I’m sorry, did you say there’s a class that loans me a Fitbit for free? A class that peels back the shiny layers of technology to reveal the truth underneath? The perfect intersection of STEM and the humanities? Sign me up! 

DIGITAL 359, “Gendered and Racialized Bodies and Technologies,” is a course led by Professor Apryl Williams, which investigates how everyday technologies shape our ideas of gender and race by reinforcing stereotypes. I took DIGITAL 359 in the Winter 2024 semester, and the course taught me to question the biases of different tech companies and ask, “Who is this technology actually designed for?” 

Early in the semester, every student is given a Fitbit to wear—tracking steps, heart rates, and sleep patterns. Suddenly, this little black band was on my wrist throughout all hours of the day. Making my way back to my dorm on campus, I would often feel the Fitbit’s celebratory vibrations for reaching my step goal. Wearing the Fitbit datafied my life and led me to see my daily habits in the form of bar graphs and pie charts. On the bright side, I realized that by simply walking to my classes and extracurriculars on campus, I would usually meet the 10,000 steps-per-day goal. On the other hand, I noticed that the device was mostly ineffective in helping me improve my habits.

However, the purpose of wearing the Fitbit wasn’t just for fun, self-reflection, or even becoming more “fit.” At the end of the term, students write both a data review and an auto-ethnography paper regarding their experiences, using their downloaded Fitbit data as a useful source of evidence. Deciding to do a project with the Fitbit, Professor Williams stated, “I was thinking about how technologies serve bodies differently, and I wanted a course that not just taught about that but also allowed students to experience it.” 

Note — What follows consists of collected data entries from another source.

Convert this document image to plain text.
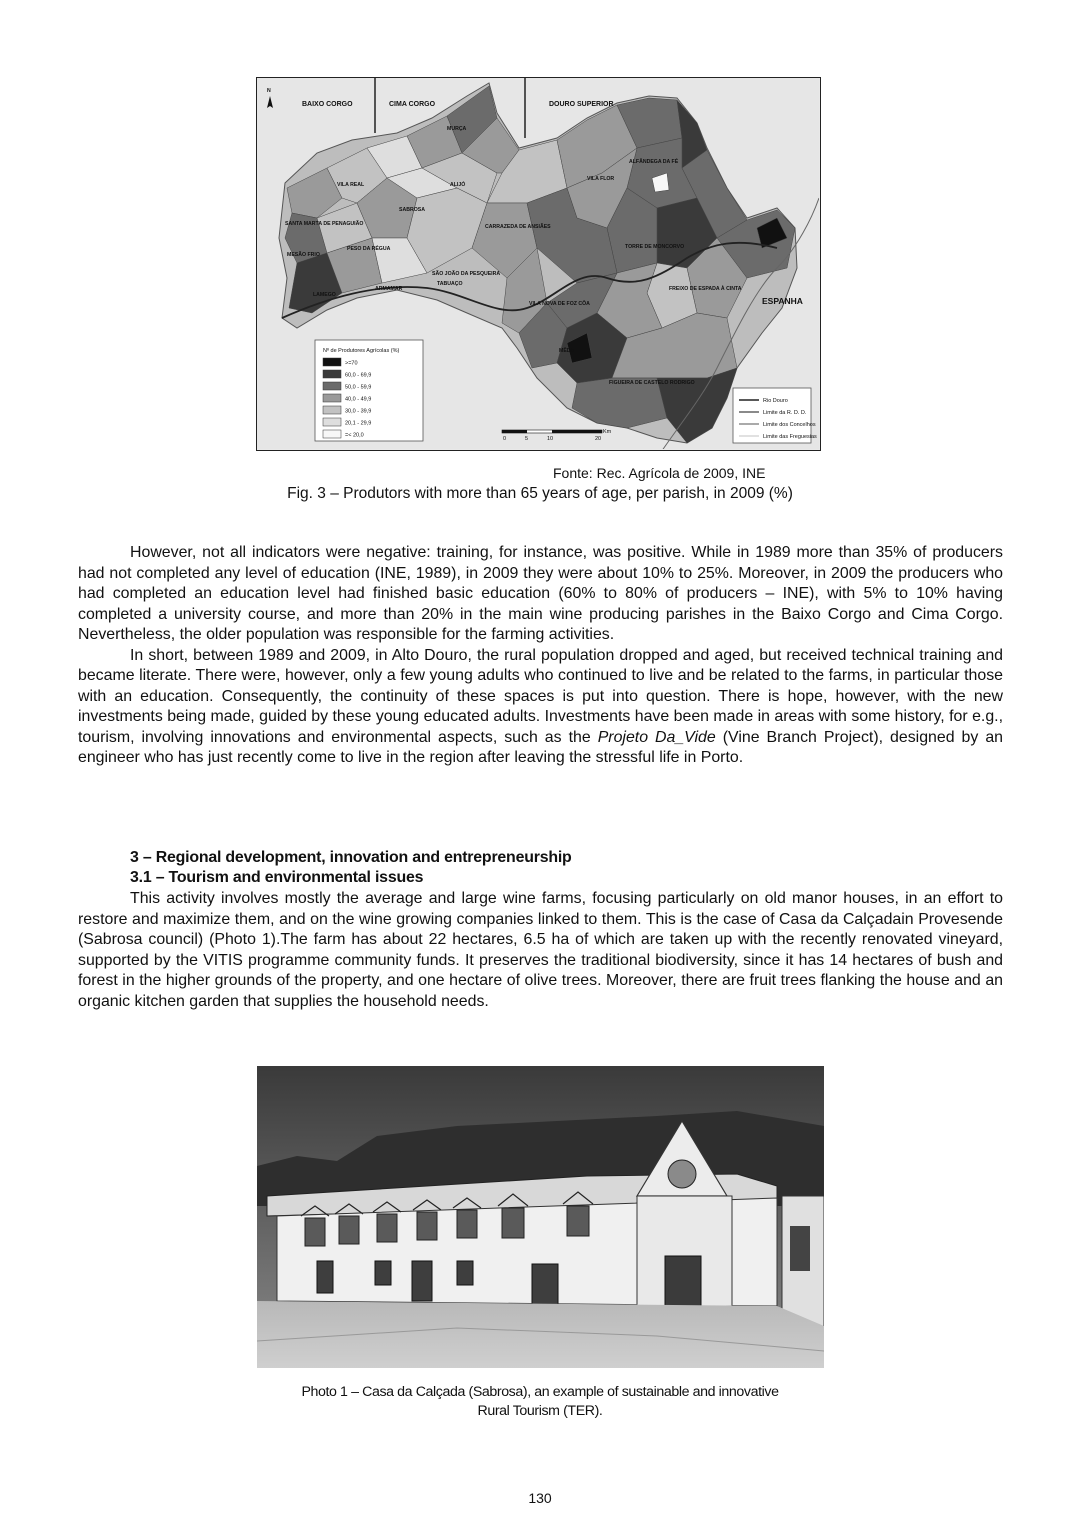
N
BAIXO CORGO	CIMA CORGO	DOURO SUPERIOR
ESPANHA
MURÇA
ALIJÓ
VILA FLOR
ALFÂNDEGA DA FÉ
VILA REAL
SABROSA
SANTA MARTA DE PENAGUIÃO
MESÃO FRIO
PESO DA RÉGUA
CARRAZEDA DE ANSIÃES
TORRE DE MONCORVO
SÃO JOÃO DA PESQUEIRA
TABUAÇO
ARMAMAR
LAMEGO
FREIXO DE ESPADA À CINTA
VILA NOVA DE FOZ CÔA
MÊDA
FIGUEIRA DE CASTELO RODRIGO
Nº de Produtores Agrícolas (%)
>=70
60,0 - 69,9
50,0 - 59,9
40,0 - 49,9
30,0 - 39,9
20,1 - 29,9
=< 20,0
0	5	10	20
Km
Rio Douro
Limite da R. D. D.
Limite dos Concelhos
Limite das Freguesias
Fonte: Rec. Agrícola de 2009, INE
Fig. 3 – Produtors with more than 65 years of age, per parish, in 2009 (%)

However, not all indicators were negative: training, for instance, was positive. While in 1989 more than 35% of producers had not completed any level of education (INE, 1989), in 2009 they were about 10% to 25%. Moreover, in 2009 the producers who had completed an education level had finished basic education (60% to 80% of producers – INE), with 5% to 10% having completed a university course, and more than 20% in the main wine producing parishes in the Baixo Corgo and Cima Corgo. Nevertheless, the older population was responsible for the farming activities.

In short, between 1989 and 2009, in Alto Douro, the rural population dropped and aged, but received technical training and became literate. There were, however, only a few young adults who continued to live and be related to the farms, in particular those with an education. Consequently, the continuity of these spaces is put into question. There is hope, however, with the new investments being made, guided by these young educated adults. Investments have been made in areas with some history, for e.g., tourism, involving innovations and environmental aspects, such as the Projeto Da_Vide (Vine Branch Project), designed by an engineer who has just recently come to live in the region after leaving the stressful life in Porto.

3 – Regional development, innovation and entrepreneurship
3.1 – Tourism and environmental issues

This activity involves mostly the average and large wine farms, focusing particularly on old manor houses, in an effort to restore and maximize them, and on the wine growing companies linked to them. This is the case of Casa da Calçadain Provesende (Sabrosa council) (Photo 1).The farm has about 22 hectares, 6.5 ha of which are taken up with the recently renovated vineyard, supported by the VITIS programme community funds. It preserves the traditional biodiversity, since it has 14 hectares of bush and forest in the higher grounds of the property, and one hectare of olive trees. Moreover, there are fruit trees flanking the house and an organic kitchen garden that supplies the household needs.

Photo 1 – Casa da Calçada (Sabrosa), an example of sustainable and innovative
Rural Tourism (TER).
130
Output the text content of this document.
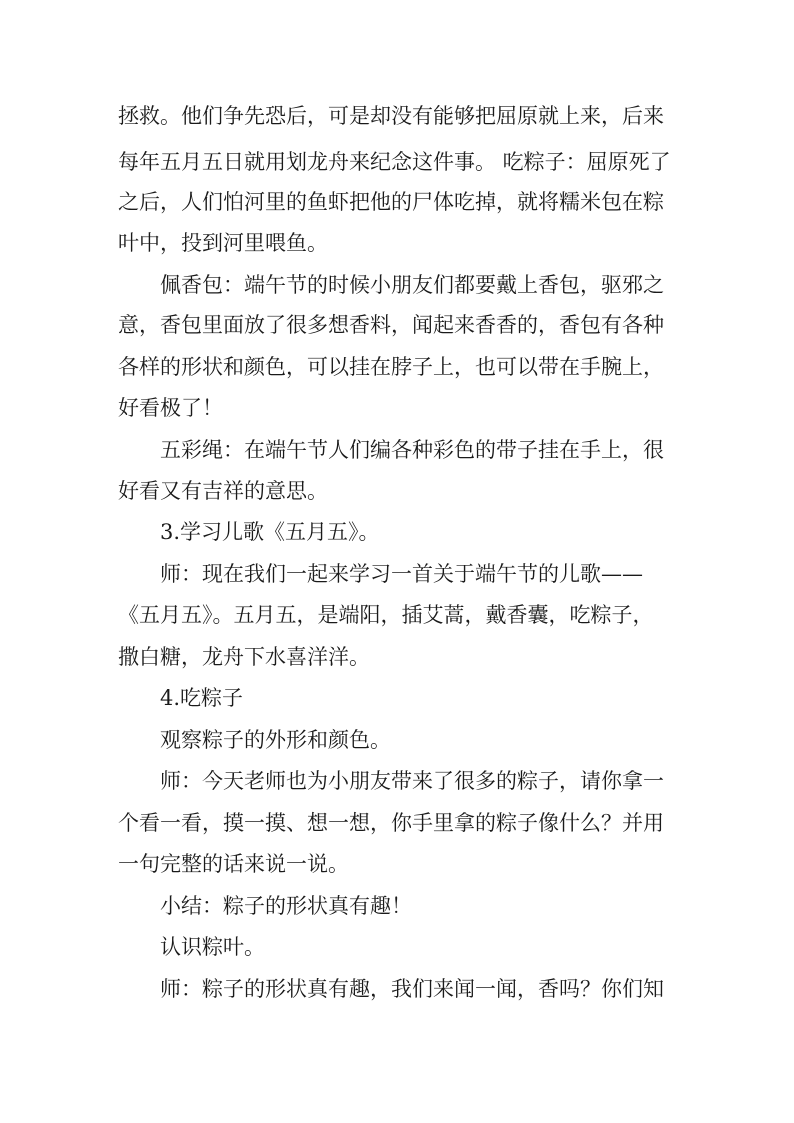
拯救。他们争先恐后，可是却没有能够把屈原就上来，后来
每年五月五日就用划龙舟来纪念这件事。 吃粽子：屈原死了
之后，人们怕河里的鱼虾把他的尸体吃掉，就将糯米包在粽
叶中，投到河里喂鱼。
佩香包：端午节的时候小朋友们都要戴上香包，驱邪之
意，香包里面放了很多想香料，闻起来香香的，香包有各种
各样的形状和颜色，可以挂在脖子上，也可以带在手腕上，
好看极了！
五彩绳：在端午节人们编各种彩色的带子挂在手上，很
好看又有吉祥的意思。
3.学习儿歌《五月五》。
师：现在我们一起来学习一首关于端午节的儿歌——
《五月五》。五月五，是端阳，插艾蒿，戴香囊，吃粽子，
撒白糖，龙舟下水喜洋洋。
4.吃粽子
观察粽子的外形和颜色。
师：今天老师也为小朋友带来了很多的粽子，请你拿一
个看一看，摸一摸、想一想，你手里拿的粽子像什么？并用
一句完整的话来说一说。
小结：粽子的形状真有趣！
认识粽叶。
师：粽子的形状真有趣，我们来闻一闻，香吗？你们知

My peers and I went from never hearing the word “affordance” at the beginning of the semester to being able to articulate what wearable devices encourage, demand, and allow. We researched the accuracy of Fitbit’s measurements, and I found a lack of transparency behind their formulas and a failure to consider systemic factors that contribute to an individual’s overall health. All bodies are different, yet despite this obvious fact, there seems to be a belief that “one size can fit all.” 

In addition to the Fitbit, we also discussed inequities in facial recognition software (FRT), voice-changing apps, and even dating apps like Tinder and Bumble. Through examples of everyday tech, Professor Williams reveals that “technology has the power to marginalize some while enabling others. Race, gender, society, and power function together to structure pathways for individuals throughout their lifetime.”

According to the 2019 facial recognition study done by the National Institute of Standards and Technology, African American and Asian faces are 100 times more likely to be misidentified by FRT than their white counterparts. This leads to increased racial profiling when FRT is used by police, as innocents are wrongly accused of committing a crime. Even more basic technology, like soap dispensers, is not accessible to all skin tones. Most soap dispensers are designed for the white majority, with technology that requires light skin tones to reflect light back to the device. An everyday task like washing your hands should be available to everyone. 

By the end of the semester, we were able to recognize these flaws within technology as we read through various patents. Then, we were tasked with making more equitable designs, with supplies to make our own mock-ups. This is one of Professor Williams’ favorite moments in the semester because she sees the students’ creativity, ingenuity, and joy in creating something with their hands. 

When it comes to designing new technology, Dr. Williams wants her students to find the beauty in building slowly with intention instead of racing to find the next big thing. She expressed, “We need to return to community and understand what it looks like to care for the whole person in our society and not just treat them as data points. Humans aren’t data.”